Otolaryngology Coding Alert

You Be the Coder:

Further Hemorrhaging Leads to More Work

Test your coding knowledge. Determine how you would code this situation before looking at the box below for the answer.

Question: A patient had post-tonsillar bleeding. My otolaryngologist controlled the bleeding in the emergency room and then later on the same day performed surgery. How should I code the procedures?

California Subscriber



Answer: CPT contains three codes for post-tonsillectomy hemorrhaging. If the physician controls the bleeding in the office with cautery or packing, 42960 (Control oropharyngeal hemorrhage, primary or secondary [e.g., post-tonsillectomy]; simple) describes the service. Code 42961 ( complicated, requiring hospitalization) reflects hemorrhaging that requires more extensive treatment in the emergency room (ER) and/or hospitalization. When the physician must use surgical intervention to stop the bleeding, 42962 ( with secondary surgical intervention) describes the procedure.

In your case, the otolaryngologist first treated the patient in the ER (42961), which is a billable procedure to private payers only. Medicare considers postoperative tonsillectomy care that does not require a return to the operating room to be included in the 90-day global period for tonsillectomy (42825, Tonsillectomy, primary or secondary; under age 12; and 42826 ... age 12 or older).

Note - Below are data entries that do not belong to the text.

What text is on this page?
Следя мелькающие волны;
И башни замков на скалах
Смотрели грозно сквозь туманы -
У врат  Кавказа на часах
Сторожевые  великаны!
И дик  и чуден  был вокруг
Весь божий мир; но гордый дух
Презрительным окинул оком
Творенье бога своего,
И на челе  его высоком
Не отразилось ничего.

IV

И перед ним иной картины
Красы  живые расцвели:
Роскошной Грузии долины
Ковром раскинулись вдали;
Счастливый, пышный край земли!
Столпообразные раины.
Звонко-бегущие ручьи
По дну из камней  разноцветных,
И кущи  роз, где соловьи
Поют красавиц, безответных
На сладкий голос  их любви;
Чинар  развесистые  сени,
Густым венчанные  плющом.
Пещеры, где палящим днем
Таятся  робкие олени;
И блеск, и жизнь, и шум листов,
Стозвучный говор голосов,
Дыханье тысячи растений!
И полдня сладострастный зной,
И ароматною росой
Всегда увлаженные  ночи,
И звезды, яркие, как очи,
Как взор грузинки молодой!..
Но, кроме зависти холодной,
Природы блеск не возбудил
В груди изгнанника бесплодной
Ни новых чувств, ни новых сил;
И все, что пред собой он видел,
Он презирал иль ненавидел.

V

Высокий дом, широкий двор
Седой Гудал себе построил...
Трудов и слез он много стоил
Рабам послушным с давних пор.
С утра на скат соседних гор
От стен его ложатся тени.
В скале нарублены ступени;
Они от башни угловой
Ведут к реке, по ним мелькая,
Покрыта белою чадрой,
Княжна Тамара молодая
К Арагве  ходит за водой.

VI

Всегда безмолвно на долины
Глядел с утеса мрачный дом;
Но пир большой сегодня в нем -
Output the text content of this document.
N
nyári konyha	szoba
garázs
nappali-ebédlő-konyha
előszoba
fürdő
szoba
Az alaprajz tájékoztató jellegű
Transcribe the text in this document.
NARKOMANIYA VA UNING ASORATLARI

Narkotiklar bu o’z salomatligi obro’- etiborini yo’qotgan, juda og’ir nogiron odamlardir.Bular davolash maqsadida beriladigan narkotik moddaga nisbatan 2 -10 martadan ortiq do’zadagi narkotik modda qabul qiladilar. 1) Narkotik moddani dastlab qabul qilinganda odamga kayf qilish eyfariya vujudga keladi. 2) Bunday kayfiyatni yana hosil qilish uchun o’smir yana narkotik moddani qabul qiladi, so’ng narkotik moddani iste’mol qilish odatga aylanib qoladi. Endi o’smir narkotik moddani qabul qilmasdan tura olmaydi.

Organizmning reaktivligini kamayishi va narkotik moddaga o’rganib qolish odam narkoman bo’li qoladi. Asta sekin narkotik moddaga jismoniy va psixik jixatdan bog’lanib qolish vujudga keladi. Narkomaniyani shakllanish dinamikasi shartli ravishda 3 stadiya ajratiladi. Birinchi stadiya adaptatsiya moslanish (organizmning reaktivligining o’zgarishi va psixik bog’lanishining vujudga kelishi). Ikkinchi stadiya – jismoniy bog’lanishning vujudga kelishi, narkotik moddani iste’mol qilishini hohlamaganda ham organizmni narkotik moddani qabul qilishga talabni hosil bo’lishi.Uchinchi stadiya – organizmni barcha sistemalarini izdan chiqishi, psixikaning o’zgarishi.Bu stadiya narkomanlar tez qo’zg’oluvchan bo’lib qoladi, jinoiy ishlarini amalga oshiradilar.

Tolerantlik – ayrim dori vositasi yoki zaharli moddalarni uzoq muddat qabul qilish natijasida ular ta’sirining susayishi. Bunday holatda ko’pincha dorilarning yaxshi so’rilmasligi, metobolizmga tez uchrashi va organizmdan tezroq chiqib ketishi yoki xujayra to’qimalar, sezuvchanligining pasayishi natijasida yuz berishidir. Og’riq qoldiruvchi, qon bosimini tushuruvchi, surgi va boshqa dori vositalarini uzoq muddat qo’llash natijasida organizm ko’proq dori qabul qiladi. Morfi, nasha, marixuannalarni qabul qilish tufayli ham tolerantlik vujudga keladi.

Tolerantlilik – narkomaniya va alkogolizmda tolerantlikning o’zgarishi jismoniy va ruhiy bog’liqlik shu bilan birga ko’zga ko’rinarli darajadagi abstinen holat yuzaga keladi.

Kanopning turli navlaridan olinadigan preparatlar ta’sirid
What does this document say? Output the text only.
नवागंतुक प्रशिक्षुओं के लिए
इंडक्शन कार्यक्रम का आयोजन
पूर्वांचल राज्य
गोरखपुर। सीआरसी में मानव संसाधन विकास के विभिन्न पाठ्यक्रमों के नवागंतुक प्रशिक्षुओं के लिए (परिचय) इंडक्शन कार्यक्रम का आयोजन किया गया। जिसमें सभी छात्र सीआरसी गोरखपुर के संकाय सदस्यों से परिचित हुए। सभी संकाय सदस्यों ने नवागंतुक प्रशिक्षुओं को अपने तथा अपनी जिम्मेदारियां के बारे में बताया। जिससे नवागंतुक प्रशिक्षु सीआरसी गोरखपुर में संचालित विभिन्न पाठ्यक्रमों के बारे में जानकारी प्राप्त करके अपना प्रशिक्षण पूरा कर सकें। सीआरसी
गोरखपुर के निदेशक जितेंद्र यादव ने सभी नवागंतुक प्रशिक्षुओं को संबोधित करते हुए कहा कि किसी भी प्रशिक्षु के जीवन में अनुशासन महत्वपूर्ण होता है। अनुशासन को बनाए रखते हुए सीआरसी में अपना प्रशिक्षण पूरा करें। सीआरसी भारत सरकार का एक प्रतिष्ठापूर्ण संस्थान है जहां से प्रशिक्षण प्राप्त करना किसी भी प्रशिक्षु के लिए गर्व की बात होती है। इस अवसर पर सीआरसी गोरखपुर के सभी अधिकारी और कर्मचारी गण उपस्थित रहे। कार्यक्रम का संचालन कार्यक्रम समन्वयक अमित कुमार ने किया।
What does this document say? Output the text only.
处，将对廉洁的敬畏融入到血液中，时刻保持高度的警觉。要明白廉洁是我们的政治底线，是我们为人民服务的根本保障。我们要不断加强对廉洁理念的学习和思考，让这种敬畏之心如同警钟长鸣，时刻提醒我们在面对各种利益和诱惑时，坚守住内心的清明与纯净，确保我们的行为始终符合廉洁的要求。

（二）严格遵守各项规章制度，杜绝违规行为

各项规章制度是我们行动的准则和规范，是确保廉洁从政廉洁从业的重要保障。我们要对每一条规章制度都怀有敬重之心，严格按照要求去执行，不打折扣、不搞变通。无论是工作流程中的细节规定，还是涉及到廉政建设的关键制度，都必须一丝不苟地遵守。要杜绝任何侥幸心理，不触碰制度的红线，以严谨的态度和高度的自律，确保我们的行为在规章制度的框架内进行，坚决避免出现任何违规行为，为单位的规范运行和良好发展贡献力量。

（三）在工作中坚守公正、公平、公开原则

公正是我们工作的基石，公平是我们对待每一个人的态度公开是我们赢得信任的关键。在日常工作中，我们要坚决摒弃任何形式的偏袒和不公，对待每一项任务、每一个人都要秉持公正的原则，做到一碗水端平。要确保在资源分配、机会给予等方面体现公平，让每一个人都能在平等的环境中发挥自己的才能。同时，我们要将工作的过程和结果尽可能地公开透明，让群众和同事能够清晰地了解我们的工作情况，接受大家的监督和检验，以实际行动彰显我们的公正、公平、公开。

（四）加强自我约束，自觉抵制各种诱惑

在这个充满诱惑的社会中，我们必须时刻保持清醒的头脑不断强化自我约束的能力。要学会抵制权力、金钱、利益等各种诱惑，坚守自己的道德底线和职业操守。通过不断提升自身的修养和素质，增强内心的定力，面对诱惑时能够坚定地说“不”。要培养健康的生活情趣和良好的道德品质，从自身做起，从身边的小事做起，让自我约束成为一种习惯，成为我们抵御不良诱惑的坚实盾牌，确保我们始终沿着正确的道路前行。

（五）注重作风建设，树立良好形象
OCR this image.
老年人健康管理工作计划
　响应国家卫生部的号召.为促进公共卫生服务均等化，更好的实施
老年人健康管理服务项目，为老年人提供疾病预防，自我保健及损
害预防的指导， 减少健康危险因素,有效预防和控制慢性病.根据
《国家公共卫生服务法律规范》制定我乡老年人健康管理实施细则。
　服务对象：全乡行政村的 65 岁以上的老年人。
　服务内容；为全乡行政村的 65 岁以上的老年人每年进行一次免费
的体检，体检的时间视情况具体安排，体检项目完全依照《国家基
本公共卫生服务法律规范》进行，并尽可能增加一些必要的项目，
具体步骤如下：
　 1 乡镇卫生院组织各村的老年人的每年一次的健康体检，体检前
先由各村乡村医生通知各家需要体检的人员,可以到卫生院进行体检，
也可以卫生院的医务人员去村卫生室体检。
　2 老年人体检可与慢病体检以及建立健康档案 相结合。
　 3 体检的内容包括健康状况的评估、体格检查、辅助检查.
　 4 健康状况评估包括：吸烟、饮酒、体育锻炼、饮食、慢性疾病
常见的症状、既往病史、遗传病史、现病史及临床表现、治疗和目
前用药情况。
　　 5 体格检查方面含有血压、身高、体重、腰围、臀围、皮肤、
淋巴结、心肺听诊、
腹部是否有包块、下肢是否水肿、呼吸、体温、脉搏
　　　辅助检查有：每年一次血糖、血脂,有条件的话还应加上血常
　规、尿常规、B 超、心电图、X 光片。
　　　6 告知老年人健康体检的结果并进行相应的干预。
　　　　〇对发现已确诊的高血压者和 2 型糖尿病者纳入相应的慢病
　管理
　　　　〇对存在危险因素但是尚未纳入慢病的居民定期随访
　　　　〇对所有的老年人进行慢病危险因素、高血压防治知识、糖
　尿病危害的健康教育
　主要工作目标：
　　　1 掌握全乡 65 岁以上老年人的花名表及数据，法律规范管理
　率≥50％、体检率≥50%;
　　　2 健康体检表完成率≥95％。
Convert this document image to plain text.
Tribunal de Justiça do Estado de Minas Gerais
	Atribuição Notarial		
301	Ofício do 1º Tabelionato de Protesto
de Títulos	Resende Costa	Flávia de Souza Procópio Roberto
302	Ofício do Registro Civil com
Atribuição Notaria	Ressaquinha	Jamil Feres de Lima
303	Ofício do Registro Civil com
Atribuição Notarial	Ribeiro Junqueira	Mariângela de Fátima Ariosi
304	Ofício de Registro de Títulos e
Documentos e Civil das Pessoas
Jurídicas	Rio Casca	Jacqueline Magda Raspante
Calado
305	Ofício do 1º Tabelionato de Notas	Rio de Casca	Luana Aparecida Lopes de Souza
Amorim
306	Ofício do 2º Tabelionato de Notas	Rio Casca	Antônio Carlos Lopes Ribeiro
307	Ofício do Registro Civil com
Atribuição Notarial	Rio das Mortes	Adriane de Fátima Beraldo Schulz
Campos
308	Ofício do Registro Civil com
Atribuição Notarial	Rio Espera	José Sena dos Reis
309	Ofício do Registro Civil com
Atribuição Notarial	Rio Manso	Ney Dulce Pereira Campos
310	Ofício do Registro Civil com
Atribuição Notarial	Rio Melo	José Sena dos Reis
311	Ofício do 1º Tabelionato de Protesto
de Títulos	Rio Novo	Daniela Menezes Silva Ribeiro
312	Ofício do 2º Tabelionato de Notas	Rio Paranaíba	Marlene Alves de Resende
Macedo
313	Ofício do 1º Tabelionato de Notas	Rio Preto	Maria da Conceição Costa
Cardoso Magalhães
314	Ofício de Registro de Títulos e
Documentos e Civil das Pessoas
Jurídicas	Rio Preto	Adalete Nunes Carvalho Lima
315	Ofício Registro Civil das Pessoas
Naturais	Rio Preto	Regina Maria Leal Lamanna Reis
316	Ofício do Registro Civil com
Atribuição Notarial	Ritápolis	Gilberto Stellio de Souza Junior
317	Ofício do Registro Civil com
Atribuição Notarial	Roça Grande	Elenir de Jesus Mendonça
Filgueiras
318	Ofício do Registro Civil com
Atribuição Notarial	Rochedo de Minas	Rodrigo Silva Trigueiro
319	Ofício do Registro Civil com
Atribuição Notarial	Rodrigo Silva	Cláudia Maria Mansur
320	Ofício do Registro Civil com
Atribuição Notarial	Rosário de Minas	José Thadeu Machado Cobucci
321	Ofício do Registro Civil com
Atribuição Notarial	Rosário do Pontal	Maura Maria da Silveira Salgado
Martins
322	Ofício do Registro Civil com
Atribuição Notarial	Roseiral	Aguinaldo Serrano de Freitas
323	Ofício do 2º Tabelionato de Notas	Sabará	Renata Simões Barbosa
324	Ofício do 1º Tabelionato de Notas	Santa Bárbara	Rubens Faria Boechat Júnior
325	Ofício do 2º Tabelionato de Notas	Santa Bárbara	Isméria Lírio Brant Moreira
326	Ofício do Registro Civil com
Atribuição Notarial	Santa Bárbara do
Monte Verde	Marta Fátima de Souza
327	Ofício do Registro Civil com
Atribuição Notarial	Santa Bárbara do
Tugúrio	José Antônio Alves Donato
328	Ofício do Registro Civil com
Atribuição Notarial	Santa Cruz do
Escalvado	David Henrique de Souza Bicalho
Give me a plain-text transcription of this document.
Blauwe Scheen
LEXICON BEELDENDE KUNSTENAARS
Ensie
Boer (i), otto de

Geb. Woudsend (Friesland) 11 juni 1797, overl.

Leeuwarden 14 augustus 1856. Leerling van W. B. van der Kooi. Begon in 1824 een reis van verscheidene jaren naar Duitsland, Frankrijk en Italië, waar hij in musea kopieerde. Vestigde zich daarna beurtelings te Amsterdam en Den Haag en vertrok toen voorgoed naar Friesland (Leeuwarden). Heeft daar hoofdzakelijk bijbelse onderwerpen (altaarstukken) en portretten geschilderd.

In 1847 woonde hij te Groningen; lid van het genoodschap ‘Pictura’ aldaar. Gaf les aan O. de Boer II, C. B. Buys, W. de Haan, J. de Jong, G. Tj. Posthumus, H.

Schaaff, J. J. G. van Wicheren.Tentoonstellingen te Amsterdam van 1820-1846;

Medicare and commercial insurers cover your otolaryngologist's second procedure (42962). If the physician controls the bleeding during the tonsillectomy's 90-day global period, append modifier -78 (Return to the operating room for a related procedure during the postoperative period) to break the payer's global period for the tonsillectomy (42825-42826).

For non-Medicare payers, submit these procedures on different claims due to separate places of service.To indicate that the ER procedure (42961) is a distinct procedural service from the surgical procedure (42962), you will also have to append modifier -59 (Distinct procedural service) to 42961. Documentation should show that your physician performed both procedures on the same day but at separate times and settings.